Classification is then performed using the Classify activity, using the trained examples and Lexical property configuration on a Content Model.

About

Lexical classification can be enabled and configured on any Content Model object. To do so, select the Classification Method property and select Lexical.


What are you classifying? - Document Types

As mentioned before, Lexical classification is a training-based approach. Generally speaking, a training-based approach is one where examples of a document to classify more documents as one or another. Essentially, the whole point is to distinguish one type of document from another.

This may be obvious, but before you can give examples of what one type of document looks like, you have to give a name to that type of document you're wanting to classify. In Grooper, we do this by adding Document Type objects to a Content Model

For example, imagine you have a collection of human resources documents. For each employee, you'll have a variety of different kinds of documents in their HR file, such as a federal W-4 form, their employment application, various documents pertaining to their health insurance enrollment, and more. In order to distinguish those documents from one another (in other words, classify them), you will need to add a Document Type for each kind of document.

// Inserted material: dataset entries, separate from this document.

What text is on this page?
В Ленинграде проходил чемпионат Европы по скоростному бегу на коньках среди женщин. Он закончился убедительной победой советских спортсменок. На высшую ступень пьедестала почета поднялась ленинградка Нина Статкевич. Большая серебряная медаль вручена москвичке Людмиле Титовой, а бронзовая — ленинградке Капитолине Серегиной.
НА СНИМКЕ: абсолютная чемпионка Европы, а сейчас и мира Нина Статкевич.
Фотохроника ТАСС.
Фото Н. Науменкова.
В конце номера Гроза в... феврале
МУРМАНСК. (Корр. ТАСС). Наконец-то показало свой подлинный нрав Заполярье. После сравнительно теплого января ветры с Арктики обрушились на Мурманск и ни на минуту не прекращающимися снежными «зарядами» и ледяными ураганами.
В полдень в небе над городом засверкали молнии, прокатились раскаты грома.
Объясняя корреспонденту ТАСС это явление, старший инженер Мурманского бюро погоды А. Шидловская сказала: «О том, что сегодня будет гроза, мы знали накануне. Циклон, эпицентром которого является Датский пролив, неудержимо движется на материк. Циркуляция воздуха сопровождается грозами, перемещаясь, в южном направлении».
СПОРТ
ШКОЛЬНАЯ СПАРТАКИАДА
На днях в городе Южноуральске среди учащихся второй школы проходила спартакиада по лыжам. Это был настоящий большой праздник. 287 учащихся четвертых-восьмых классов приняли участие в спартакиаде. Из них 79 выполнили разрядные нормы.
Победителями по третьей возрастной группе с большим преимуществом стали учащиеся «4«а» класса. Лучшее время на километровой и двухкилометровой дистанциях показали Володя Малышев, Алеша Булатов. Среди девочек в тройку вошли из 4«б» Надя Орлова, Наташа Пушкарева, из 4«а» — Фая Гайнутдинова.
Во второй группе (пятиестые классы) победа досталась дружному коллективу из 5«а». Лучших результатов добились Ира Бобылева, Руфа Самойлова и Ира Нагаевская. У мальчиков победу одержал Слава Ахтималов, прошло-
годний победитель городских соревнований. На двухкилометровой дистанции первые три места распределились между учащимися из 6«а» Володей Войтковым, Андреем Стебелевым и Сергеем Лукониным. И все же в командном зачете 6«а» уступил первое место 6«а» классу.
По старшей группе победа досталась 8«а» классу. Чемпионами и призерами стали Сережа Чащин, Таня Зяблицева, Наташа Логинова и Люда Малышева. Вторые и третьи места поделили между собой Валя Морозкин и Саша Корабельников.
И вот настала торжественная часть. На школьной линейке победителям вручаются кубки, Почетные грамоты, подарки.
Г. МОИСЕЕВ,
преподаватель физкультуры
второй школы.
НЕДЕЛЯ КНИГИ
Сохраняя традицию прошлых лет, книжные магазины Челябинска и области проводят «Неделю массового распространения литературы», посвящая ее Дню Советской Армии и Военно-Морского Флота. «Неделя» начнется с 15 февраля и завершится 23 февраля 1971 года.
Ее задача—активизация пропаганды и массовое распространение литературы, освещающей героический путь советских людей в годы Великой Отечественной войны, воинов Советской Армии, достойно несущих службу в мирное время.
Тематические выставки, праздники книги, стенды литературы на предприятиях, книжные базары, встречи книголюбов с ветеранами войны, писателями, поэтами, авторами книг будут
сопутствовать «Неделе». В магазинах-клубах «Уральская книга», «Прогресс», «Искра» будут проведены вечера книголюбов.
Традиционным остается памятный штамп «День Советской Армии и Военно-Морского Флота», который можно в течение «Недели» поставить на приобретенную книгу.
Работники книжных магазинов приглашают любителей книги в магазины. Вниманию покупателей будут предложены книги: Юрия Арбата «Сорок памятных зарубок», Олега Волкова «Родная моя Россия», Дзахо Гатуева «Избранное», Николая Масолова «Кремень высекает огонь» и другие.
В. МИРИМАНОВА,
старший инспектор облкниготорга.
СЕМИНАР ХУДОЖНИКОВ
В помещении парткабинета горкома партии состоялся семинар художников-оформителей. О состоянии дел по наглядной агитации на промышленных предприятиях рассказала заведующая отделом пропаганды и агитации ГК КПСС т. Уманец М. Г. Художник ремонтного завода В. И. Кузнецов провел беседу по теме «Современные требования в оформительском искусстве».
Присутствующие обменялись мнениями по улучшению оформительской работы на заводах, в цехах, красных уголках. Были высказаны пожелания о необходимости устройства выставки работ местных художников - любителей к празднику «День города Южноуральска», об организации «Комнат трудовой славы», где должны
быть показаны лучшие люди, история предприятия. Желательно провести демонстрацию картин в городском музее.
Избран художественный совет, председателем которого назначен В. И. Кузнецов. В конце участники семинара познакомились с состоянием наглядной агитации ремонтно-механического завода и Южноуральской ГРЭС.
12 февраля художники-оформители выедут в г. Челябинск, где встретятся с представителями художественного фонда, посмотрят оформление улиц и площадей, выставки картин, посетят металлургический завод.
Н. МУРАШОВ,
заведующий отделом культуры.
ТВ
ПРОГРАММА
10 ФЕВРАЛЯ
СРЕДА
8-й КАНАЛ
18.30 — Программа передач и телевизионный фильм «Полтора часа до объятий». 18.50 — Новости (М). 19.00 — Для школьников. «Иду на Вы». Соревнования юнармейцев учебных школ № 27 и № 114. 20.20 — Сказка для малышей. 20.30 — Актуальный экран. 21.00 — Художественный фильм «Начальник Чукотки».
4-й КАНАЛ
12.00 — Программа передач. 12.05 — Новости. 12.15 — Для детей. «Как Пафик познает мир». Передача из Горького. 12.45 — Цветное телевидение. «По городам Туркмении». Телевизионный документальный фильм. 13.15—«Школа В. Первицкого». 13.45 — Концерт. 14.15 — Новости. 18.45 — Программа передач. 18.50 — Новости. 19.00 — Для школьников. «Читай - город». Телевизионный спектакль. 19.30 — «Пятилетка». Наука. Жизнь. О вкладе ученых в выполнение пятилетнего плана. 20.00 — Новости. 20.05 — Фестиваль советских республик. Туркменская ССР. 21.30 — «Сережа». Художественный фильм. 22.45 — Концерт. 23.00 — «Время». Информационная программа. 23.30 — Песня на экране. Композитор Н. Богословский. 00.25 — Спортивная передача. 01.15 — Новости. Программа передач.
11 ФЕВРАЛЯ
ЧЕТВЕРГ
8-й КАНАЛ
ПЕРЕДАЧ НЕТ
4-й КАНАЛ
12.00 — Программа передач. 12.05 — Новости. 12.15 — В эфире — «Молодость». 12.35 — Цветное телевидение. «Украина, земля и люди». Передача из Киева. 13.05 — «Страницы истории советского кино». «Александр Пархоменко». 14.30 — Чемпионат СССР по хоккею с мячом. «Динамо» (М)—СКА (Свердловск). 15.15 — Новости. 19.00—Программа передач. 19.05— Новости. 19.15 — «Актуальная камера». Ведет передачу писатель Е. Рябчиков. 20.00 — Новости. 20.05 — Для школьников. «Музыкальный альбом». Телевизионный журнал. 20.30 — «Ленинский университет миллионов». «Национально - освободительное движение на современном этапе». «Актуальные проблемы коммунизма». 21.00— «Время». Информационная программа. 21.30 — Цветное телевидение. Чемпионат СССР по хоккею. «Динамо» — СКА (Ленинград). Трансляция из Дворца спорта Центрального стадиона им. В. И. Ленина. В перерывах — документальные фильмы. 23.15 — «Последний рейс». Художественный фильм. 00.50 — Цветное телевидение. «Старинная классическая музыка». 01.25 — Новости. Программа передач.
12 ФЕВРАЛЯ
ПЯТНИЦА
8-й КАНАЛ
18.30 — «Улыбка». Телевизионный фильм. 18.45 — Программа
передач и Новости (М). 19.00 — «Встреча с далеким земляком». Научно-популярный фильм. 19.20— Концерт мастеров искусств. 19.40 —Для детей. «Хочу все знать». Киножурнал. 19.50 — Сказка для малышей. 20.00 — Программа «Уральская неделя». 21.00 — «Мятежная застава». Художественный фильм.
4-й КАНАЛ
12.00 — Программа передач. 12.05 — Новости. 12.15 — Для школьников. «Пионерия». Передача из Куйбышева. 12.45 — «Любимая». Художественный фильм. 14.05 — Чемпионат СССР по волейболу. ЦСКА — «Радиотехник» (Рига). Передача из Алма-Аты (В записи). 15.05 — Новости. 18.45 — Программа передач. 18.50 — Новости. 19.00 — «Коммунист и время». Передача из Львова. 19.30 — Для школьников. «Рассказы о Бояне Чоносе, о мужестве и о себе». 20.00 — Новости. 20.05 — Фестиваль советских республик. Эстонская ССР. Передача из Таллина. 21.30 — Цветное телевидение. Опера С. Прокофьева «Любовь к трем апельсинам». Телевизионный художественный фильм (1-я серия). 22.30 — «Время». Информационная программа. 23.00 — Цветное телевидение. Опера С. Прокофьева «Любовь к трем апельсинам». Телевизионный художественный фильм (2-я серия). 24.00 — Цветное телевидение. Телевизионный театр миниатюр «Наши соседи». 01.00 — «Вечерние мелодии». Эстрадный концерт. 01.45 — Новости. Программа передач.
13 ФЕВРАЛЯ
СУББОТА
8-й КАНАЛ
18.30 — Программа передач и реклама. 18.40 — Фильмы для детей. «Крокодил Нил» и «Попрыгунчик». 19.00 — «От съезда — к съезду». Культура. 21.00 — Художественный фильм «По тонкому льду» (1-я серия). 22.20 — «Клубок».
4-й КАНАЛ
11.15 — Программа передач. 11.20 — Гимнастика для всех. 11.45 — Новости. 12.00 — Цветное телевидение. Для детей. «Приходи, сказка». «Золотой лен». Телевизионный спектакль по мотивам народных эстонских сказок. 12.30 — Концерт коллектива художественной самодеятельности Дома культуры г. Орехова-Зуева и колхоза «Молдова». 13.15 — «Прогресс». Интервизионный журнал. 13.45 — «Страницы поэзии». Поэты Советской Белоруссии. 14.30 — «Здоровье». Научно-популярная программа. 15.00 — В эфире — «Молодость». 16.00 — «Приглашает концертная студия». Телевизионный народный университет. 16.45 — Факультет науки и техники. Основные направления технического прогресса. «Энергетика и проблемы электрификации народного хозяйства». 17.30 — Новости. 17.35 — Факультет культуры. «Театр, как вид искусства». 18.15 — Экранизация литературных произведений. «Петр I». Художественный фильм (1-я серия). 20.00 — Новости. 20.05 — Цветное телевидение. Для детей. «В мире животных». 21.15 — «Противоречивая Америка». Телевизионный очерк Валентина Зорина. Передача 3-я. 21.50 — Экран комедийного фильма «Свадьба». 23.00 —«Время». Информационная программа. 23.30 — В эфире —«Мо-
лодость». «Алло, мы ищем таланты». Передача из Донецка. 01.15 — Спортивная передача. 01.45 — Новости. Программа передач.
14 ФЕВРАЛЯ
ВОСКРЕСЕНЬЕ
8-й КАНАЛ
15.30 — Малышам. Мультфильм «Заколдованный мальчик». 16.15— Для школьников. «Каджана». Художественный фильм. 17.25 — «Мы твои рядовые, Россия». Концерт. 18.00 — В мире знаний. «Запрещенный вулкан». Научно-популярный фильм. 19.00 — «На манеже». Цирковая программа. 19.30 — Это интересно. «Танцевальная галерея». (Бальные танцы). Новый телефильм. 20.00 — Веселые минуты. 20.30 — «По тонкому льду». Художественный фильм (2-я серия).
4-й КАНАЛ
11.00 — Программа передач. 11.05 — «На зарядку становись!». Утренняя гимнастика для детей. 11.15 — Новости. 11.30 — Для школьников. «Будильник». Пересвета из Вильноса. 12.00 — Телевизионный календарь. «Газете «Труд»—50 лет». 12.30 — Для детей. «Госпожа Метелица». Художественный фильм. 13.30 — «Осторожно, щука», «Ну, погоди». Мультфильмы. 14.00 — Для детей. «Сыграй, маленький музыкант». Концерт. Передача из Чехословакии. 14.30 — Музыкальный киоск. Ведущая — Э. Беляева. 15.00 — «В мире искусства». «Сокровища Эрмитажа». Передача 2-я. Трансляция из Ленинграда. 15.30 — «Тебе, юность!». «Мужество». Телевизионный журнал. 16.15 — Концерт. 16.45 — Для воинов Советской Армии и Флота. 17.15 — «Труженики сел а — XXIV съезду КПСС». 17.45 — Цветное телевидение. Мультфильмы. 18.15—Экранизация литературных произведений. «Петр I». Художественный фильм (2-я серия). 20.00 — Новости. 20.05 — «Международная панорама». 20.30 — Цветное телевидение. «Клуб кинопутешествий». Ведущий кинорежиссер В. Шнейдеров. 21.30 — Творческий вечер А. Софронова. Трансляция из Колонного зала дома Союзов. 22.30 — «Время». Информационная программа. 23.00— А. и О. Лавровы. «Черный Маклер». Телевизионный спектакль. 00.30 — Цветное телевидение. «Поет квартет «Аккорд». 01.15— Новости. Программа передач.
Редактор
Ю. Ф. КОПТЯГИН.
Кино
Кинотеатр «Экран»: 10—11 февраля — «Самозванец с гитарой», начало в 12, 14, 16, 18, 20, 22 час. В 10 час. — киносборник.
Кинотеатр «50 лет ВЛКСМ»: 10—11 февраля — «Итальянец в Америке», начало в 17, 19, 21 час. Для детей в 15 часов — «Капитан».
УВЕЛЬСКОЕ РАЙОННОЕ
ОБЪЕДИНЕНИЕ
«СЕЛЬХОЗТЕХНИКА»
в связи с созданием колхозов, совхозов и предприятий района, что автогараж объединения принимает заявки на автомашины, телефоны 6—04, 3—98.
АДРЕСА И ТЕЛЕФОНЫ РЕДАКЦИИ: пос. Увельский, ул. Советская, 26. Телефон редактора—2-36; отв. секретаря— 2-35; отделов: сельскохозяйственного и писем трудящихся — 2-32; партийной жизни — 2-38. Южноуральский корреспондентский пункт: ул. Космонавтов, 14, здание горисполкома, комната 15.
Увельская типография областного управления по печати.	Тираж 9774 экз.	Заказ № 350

If you have four kinds of documents seen here: A federal W-4, an employee data sheet, an FSA enrollment form, and a pension enrollment form...


How are documents classified? - TF-IDF

TF-IDF stands for "Term Frequency-Inverse Document Frequency".

How are documents classified? - Text Features

A Text Feature Extractor is set to extract values from document samples to be used as identifiable features of the document (such as words or phrases). These features are given weightings according to the TF-IDF algorithm. Features are given a higher weighting the more they appear on a document (Term Frequency), mitigated by if that feature is common to multiple Document Types (Inverse Document Frequency). During a Classify activity, the features of an unclassified document are compared to the weighted features of the trained Document Types. The document is assigned the Document Type it is most similar to.

Mixed Classification: Combining Training-Based and Rules-Based Approaches

Furthermore, a Rules-Based Approach can be taken in combination with the training based approach. This can be done by setting a positive extractor on the Document Type. If the extractor yields a result, the document will be classified as that type without being compared to training examples. This way, if you have a value that can be extracted that you know is going to be on a Document Type (such as a header title), you can take advantage of setting a positive extractor on the Document Type to classify them. But, if that extractor fails for whatever reason, you have training data which can act as a backup classification.